Come dovrebbero muoversi le Euroregioni
L'Europa delle regioni richiama una molteplicità di temi che riguardano la promozione della sussidiarietà verticale e orizzontale e la preservazione delle microdiversità culturali. I processi istituzionali che hanno dato voce a questo "terzo livello", quello regionale, hanno consolidato una cooperazione tra regioni che contribuisce, oggi più consapevolmente, alla costruzione dell'Europa come manifestazione di un'integrazione anche orizzontale.
Un ruolo significativo è assunto dalle Euroregioni, associazioni di cooperazione transfrontaliera che operano su un duplice piano: l'istituzionalizzazione dei processi di cooperazione, a cui si affiancano l'integrazione sociale e la costruzione di una comunità.
Questi accordi volontari sono motivati da necessità e opportunità. Il singolo governo regionale ha scarse possibilità di accesso ai più alti livelli della Commissione e, conseguentemente, ha poche possibilità di dare ai problemi di proprio interesse un profilo politico a livello europeo.
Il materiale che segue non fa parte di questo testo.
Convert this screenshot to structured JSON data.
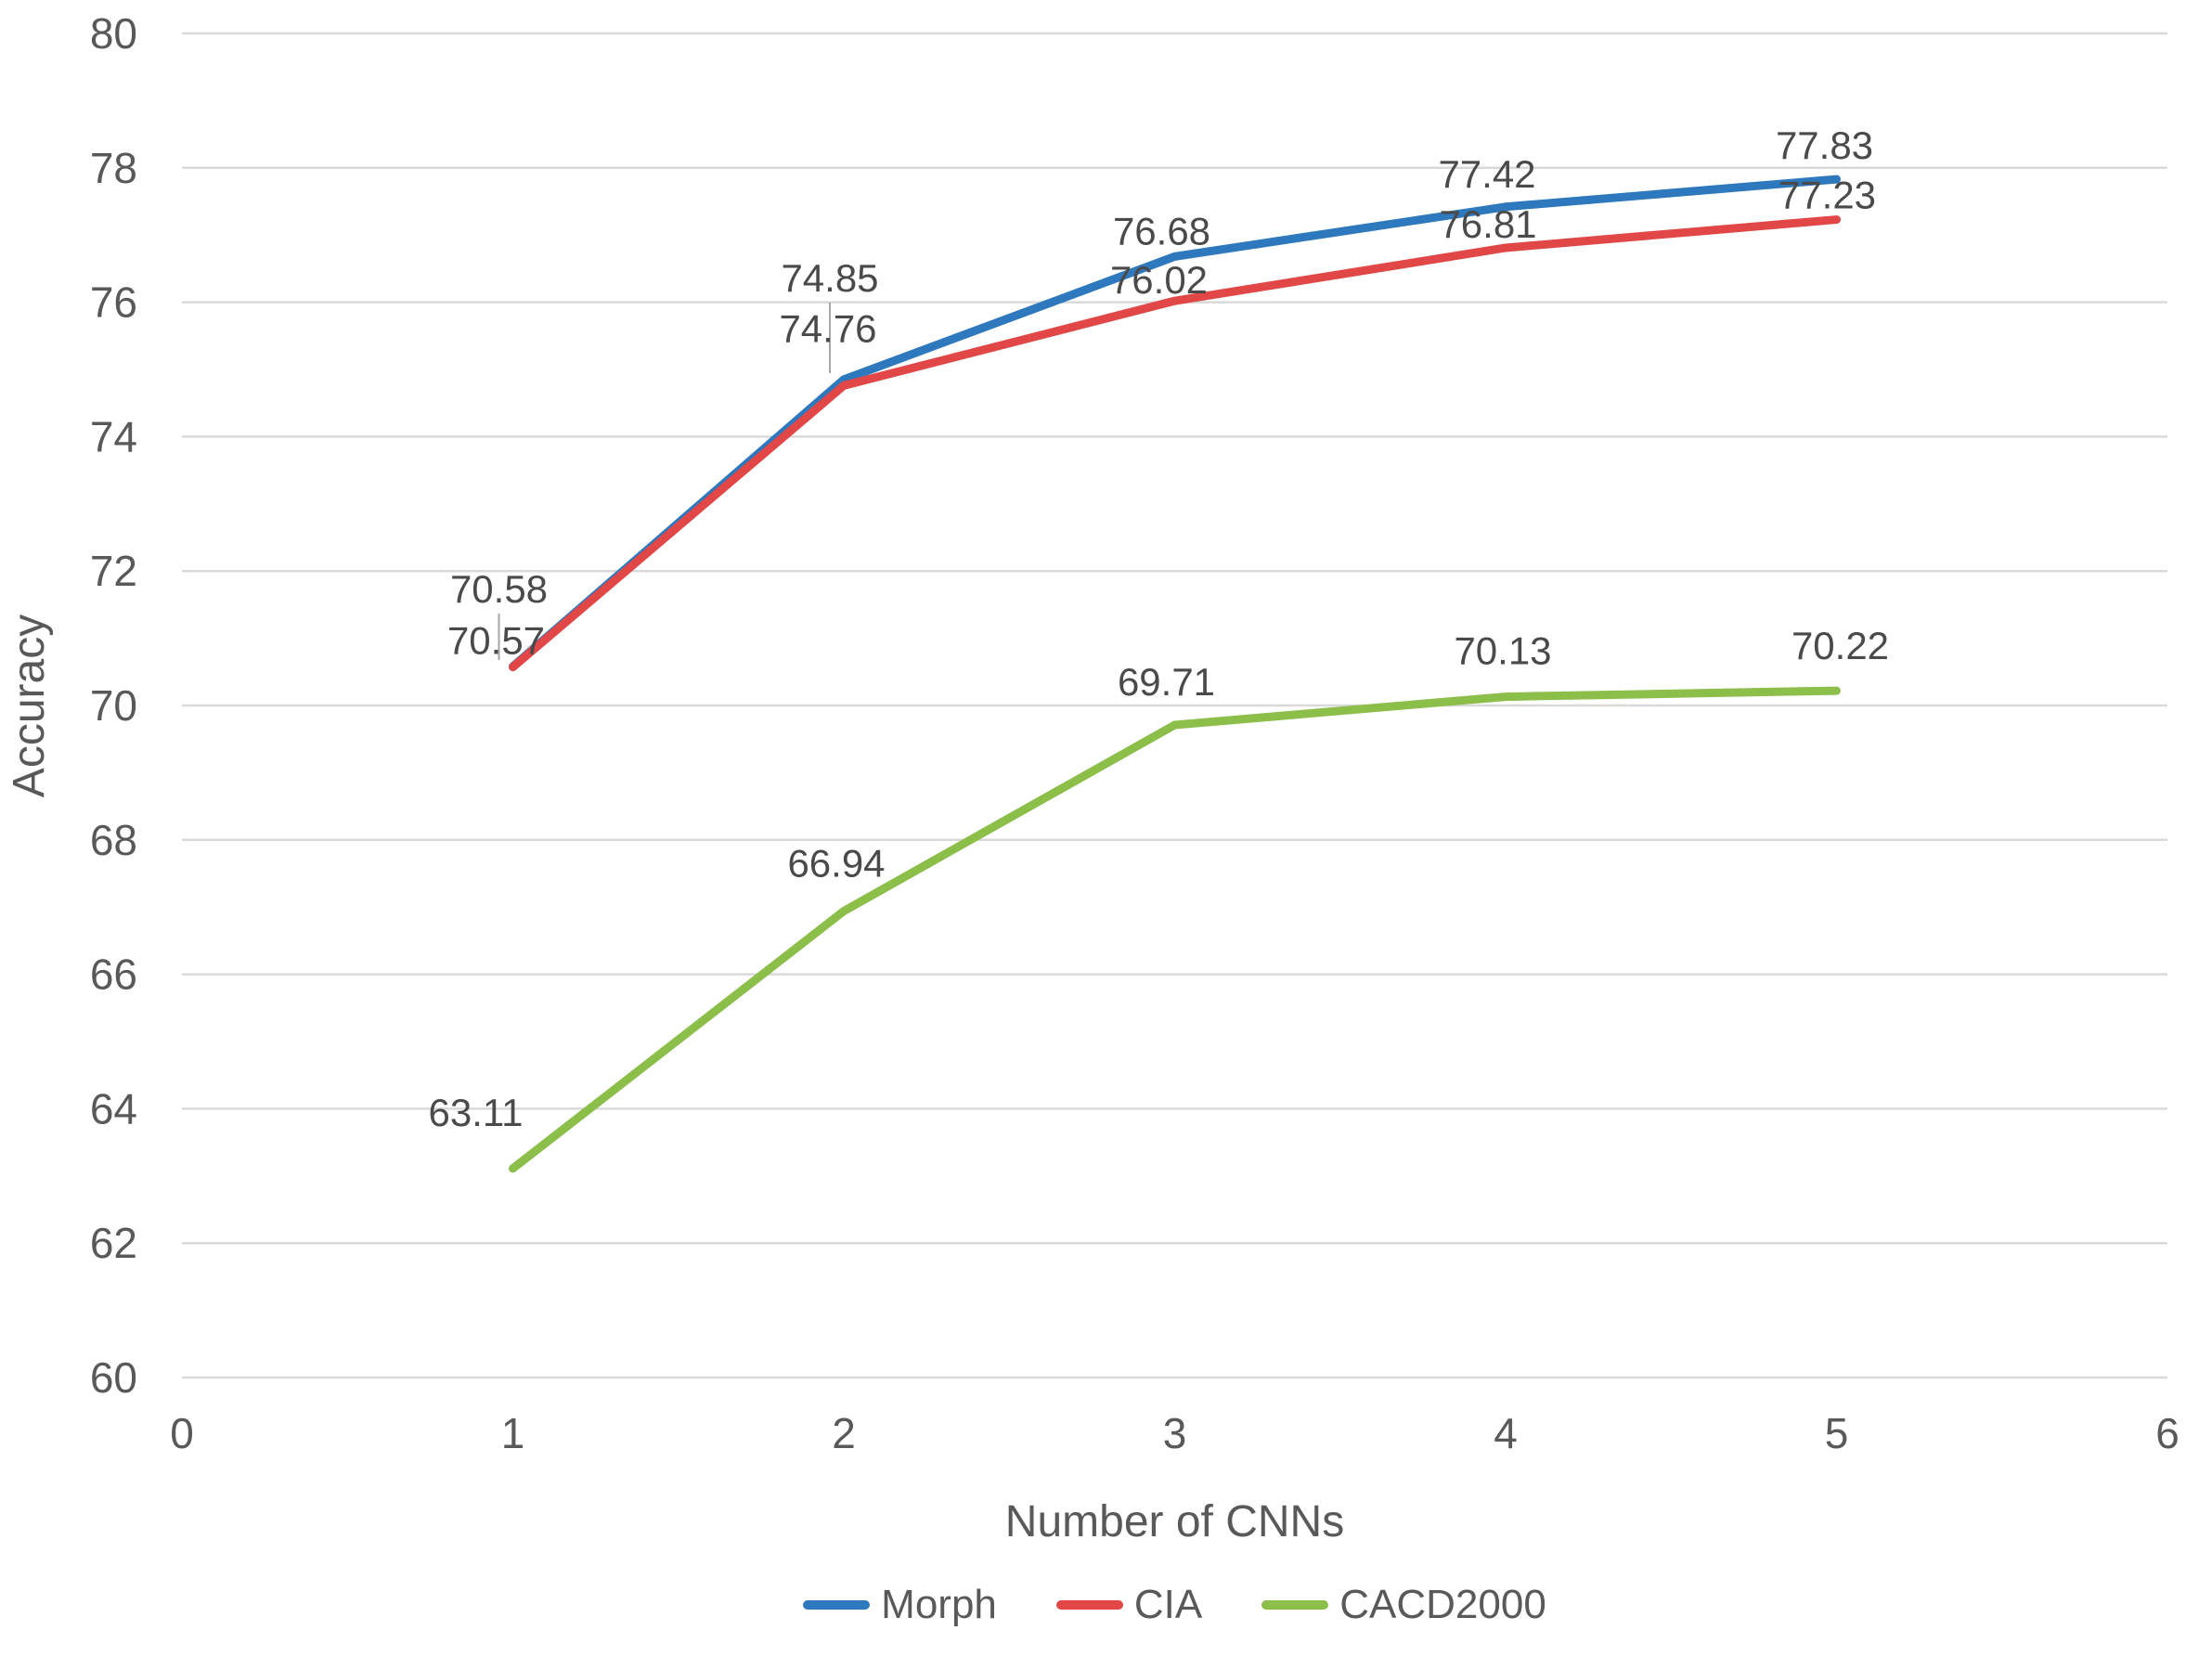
{
  "chart_data": {
    "type": "line",
    "title": "",
    "xlabel": "Number of CNNs",
    "ylabel": "Accuracy",
    "xlim": [
      0,
      6
    ],
    "ylim": [
      60,
      80
    ],
    "x_ticks": [
      0,
      1,
      2,
      3,
      4,
      5,
      6
    ],
    "y_ticks": [
      60,
      62,
      64,
      66,
      68,
      70,
      72,
      74,
      76,
      78,
      80
    ],
    "grid": "horizontal-only",
    "legend_position": "bottom-center",
    "data_labels_visible": true,
    "x": [
      1,
      2,
      3,
      4,
      5
    ],
    "series": [
      {
        "name": "Morph",
        "color": "#2E78BE",
        "values": [
          70.58,
          74.85,
          76.68,
          77.42,
          77.83
        ]
      },
      {
        "name": "CIA",
        "color": "#E14747",
        "values": [
          70.57,
          74.76,
          76.02,
          76.81,
          77.23
        ]
      },
      {
        "name": "CACD2000",
        "color": "#8CBE4A",
        "values": [
          63.11,
          66.94,
          69.71,
          70.13,
          70.22
        ]
      }
    ],
    "colors": {
      "gridline": "#D9D9D9",
      "tick_text": "#595959",
      "data_label_text": "#4A4A4A",
      "leader_line": "#A6A6A6"
    }
  }
}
La razionalità della cooperazione transfrontaliera, inoltre, è facil-mente documentabile: in assenza di essa, emergono significativi costi di duplicazione, da mancato raggiungimento di economie di scala, da programmazione avversa, di mancato accordo e di diritto di veto.
Risulta quindi appropriato interrogarsi sui vantaggi delle Euroregioni. Il primo è di natura squisitamente politica e riguarda il coordinamento, la lobbying dei presidenti/governatori delle regioni; il secondo è più direttamente gestionale, relativo al coordinamento della progettualità comune; il terzo è decisamente più progettuale e risponde a una vision dell'Euroregione.
Il tavolo dei presidenti è il livello di coordinamento più alto e svolge un nuovo ruolo di interlocuzione politica, permettendo la partecipazione delle regioni stesse a alcuni processi di policy making comunitario. Non è un caso peraltro che le esperienze italiane di Euroregioni insistano in territori in cui anche la componente infrastrutturale riveste un ruolo significativo: dalla Regio Insubrica interessata dal nuovo traforo di base del Gottardo, al Progetto Matriosca e l'Euroregione nel Nordest attraversata dal Corridoio Barcellona-Kiev, alla possibile Euroregione adriatica.
Tralasciando la funzione di regia per i progetti transfrontalieri già attivi in queste aree, significativo, in prospettiva, è il terzo livello. È quello in cui l'Euroregione può divenire protagonista del proprio sviluppo attivando una programmazione strategica di area vasta e identificando alcuni obiettivi da implementare.
I potenziali campi di intervento sono numerosi: dalla sanità all'ambiente e alle energie alternative, dalla pianificazione ai trasporti, dalla ricerca alle reti di pubblica utilità. Prima ancora degli oggetti specifici, è però determinante la ratio della loro selezione. I progetti dovranno essere orientati alla sostenibilità, avere ampia copertura geografica (non semplicemente transfrontalieri), evidenziare il plusvalore generato dalla rete. Inoltre, è necessario che siano orientati alla dimensione immateriale degli asset (l'Euroregione non dispone di risorse finanziarie sue proprie, né di autonomia impositiva) e che applichino un approccio di cluster, indirizzato alle filiere del valore.
Rispetto alla programmazione strategica integrata di area vasta, la più difficile da realizzare, occorre riflettere anche su adeguati strumenti di coordinamento e attuazione. Interessante, a questo riguardo, la proposta del Gruppo europeo di cooperazione transfrontaliera: Euroregione e Gect possono costituire un quadro istituzionale e un contesto regolato che facilitano l'emergere di incentivi microeconomici alla cooperazione, così da innescare e irrobustire le relazioni, le reti, le iniziative comuni, la mobilità delle persone, in un gioco a somma positiva in cui tutti i partecipanti hanno da guadagnare.